(Vacaciones de Pascua es atreverme a
descubrir un universo. Desde hace unos meses, todo apuntaba a que sería Chantal
Akerman, tardíamente reconocida como una de las grandes cineastas y desconocida
por la mayoría de los cinéfilos del mundo. Debo agradecer la complicidad de
Teddy Ureña y Eriberto Cruz, por poner a mi alcance algunos de sus filmes. –José)
Chantal
Akerman tenía 15 años cuando asistió a ver un estreno cuyo título le llamó la
atención: Pierrot Le Fou. Había oído vagamente sobre el “Cine de Autor”,
pero ninguna película le había estremecido emocionalmente como lo hizo el filme
del Maestro Jean-Luc Godard.
Años más
tarde, aprendió con La Región Central (1971, Michael Snow) que no es necesario
contar una historia para tener una experiencia emotiva y palpable en una sala
de cine, que más allá de lo que se cuenta es más importante tener una narrativa
que sirva de vehículo a las ideas que se proponen. Ese principio se convirtió
en el eje sobre de todo lo que escribió y dirigió, y muy especialmente
Jeanne Dielman (1975), filme recientemente elegido como la mejor
película del cine en la prestigiosa encuesta de Sight & Sound.
Una
encuesta que solo tenía tres títulos en el primer puesto: Ladrón de bicicletas
(1952), Ciudadano Kane (1962, 1972, 1982, 1992 y 2002) y Vértigo
(2012). Y ahora la joya de Chantal Akerman.
Al margen
de discusiones estériles como que es un triunfo del nuevo feminismo y otros
asuntos ajenos a su valor cinematográfico, Jeanne Dielman es una arriesgada
propuesta que rescata la poética de la vida cotidiana, a partir de la
observación precisa de los ritos ordinarios que nos convierten en sociedad.
Levantarse y colar café, un ritual común a la mayoría, adquiere un sentido
trascendente cuando se mira desde la óptica de Akerman, una que va más allá de
su valor antropológico para adentrarse en el campo de recreación de la realidad
mejorada, una maravillosa posibilidad del Séptimo Arte.
Pero,
cuidado, que Akerman no cede un ápice en su propuesta estética: nunca mueve la
cámara, todos son planos fijos, nada de cortar a los personajes por la mitad
con acercamientos o zooms, ni crear elipsis innecesarias para acortar tiempos y
distancias y hacer más “digerible” su filme. Lo que se proyecta es la vida tal
y como sería si compartiéramos apartamento con Jeanne. La directora definía su
perspectiva como “la testigo apasionada”.
Por
supuesto, el recurso descoloca a gran parte de la audiencia, acostumbrada a que
todo se lo expliquen (algún día escribiré mi desahogo sobre los diálogos del
cine local), acentuando la incómoda sensación del voyeur que cumple su papel de vigilante sin ningún entusiasmo.

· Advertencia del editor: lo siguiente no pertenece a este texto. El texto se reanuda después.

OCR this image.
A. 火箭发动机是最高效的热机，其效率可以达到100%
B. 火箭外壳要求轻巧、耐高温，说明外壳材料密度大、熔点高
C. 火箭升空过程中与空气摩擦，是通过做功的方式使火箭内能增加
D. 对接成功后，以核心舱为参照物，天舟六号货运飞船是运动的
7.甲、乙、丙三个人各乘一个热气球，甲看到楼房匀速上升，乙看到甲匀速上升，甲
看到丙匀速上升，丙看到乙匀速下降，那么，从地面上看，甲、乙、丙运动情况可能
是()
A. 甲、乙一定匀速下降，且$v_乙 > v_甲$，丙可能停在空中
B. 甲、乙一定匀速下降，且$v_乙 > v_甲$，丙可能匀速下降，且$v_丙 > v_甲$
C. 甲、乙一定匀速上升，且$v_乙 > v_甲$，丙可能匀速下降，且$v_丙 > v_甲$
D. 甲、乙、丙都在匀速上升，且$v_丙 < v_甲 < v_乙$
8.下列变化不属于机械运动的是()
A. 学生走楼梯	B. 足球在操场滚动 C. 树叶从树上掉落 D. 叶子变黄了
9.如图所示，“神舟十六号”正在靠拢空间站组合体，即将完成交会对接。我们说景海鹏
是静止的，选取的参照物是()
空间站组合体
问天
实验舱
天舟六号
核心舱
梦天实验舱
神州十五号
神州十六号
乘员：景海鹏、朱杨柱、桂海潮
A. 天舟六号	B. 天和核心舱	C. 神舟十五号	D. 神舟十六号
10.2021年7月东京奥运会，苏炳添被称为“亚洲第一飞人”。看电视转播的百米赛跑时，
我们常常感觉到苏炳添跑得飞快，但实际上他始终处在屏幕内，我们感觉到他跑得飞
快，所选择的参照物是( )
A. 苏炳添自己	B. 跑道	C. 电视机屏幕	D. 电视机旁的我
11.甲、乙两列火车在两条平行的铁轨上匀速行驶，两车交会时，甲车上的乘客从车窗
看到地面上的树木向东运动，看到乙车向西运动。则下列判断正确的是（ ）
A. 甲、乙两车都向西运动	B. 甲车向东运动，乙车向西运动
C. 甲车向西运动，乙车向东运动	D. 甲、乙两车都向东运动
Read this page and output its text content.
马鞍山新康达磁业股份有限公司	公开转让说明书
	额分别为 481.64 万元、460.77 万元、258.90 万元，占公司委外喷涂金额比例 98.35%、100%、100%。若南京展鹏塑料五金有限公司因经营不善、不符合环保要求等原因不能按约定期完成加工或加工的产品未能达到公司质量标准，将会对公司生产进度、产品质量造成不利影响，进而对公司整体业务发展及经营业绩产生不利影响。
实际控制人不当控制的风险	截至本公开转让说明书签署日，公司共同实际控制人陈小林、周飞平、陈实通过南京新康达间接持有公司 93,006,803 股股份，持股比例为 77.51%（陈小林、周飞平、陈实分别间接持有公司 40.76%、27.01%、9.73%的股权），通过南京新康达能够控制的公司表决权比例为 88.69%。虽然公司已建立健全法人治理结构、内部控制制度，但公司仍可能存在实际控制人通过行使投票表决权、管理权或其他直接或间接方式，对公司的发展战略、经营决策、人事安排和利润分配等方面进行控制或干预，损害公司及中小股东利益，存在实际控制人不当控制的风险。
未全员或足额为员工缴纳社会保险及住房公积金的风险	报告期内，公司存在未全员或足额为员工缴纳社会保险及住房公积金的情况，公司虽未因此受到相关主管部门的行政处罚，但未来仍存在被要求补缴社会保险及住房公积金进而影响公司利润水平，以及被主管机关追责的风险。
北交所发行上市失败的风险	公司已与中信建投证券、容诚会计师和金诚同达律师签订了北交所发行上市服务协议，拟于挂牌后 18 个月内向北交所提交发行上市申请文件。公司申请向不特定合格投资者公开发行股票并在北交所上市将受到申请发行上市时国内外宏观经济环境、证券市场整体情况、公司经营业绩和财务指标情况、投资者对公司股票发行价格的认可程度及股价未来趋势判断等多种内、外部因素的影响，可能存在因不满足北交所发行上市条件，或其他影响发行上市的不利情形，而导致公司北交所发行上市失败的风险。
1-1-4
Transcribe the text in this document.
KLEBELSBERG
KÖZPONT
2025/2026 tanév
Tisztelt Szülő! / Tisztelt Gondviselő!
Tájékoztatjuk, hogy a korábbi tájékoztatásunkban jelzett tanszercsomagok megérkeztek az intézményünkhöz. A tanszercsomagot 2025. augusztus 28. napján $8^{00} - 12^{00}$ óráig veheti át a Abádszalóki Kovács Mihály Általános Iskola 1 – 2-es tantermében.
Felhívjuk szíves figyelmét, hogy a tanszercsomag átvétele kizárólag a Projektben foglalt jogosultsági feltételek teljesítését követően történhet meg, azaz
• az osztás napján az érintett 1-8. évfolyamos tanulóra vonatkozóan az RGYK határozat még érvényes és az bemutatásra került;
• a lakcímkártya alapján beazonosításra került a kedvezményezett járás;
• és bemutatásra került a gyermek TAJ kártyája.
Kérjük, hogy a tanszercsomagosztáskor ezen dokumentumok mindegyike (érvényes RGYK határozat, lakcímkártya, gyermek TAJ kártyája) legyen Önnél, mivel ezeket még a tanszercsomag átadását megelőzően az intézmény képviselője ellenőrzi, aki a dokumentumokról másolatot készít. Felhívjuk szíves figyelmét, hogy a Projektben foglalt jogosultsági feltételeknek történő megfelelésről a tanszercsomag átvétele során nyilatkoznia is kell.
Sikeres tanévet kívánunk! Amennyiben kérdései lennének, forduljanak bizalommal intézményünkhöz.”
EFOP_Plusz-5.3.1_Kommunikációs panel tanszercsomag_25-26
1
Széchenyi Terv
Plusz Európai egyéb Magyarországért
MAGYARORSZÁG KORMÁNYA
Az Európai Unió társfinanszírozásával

Estamos obligados a observar a Jeanne y, si no salimos corriendo de la sala,
surge el maravilloso espectáculo de lo cotidiano. Akerman logra lo
inimaginable: dar visibilidad a quien
limpia, cocina y ordena nuestras vidas, personas ninguneadas por nuestra
educación misógina y patriarcal. Para los que llevan notas: todo el equipo
técnico que trabajó en la película estaba compuesto por mujeres.
Pregunto:
¿pero acaso no es esa la parte que nos corresponde en el esquema de comunicación
del cine? Somos los desconocidos que permanecemos incógnitos, protegidos por la
oscuridad de la sala, y convertidos en curiosos observadores de la realidad en
movimiento que produce el cine. Para colmo, escudados en nuestra falsa
superioridad moral, juzgamos desde todas las perspectivas eso que vemos en
pantalla.
En mayo de
1975, cuando Jeanne Dielman se presentó en la Quincena de Realizadores en
Cannes, mucha gente, incluso culta, abandonó la sala gritando improperios.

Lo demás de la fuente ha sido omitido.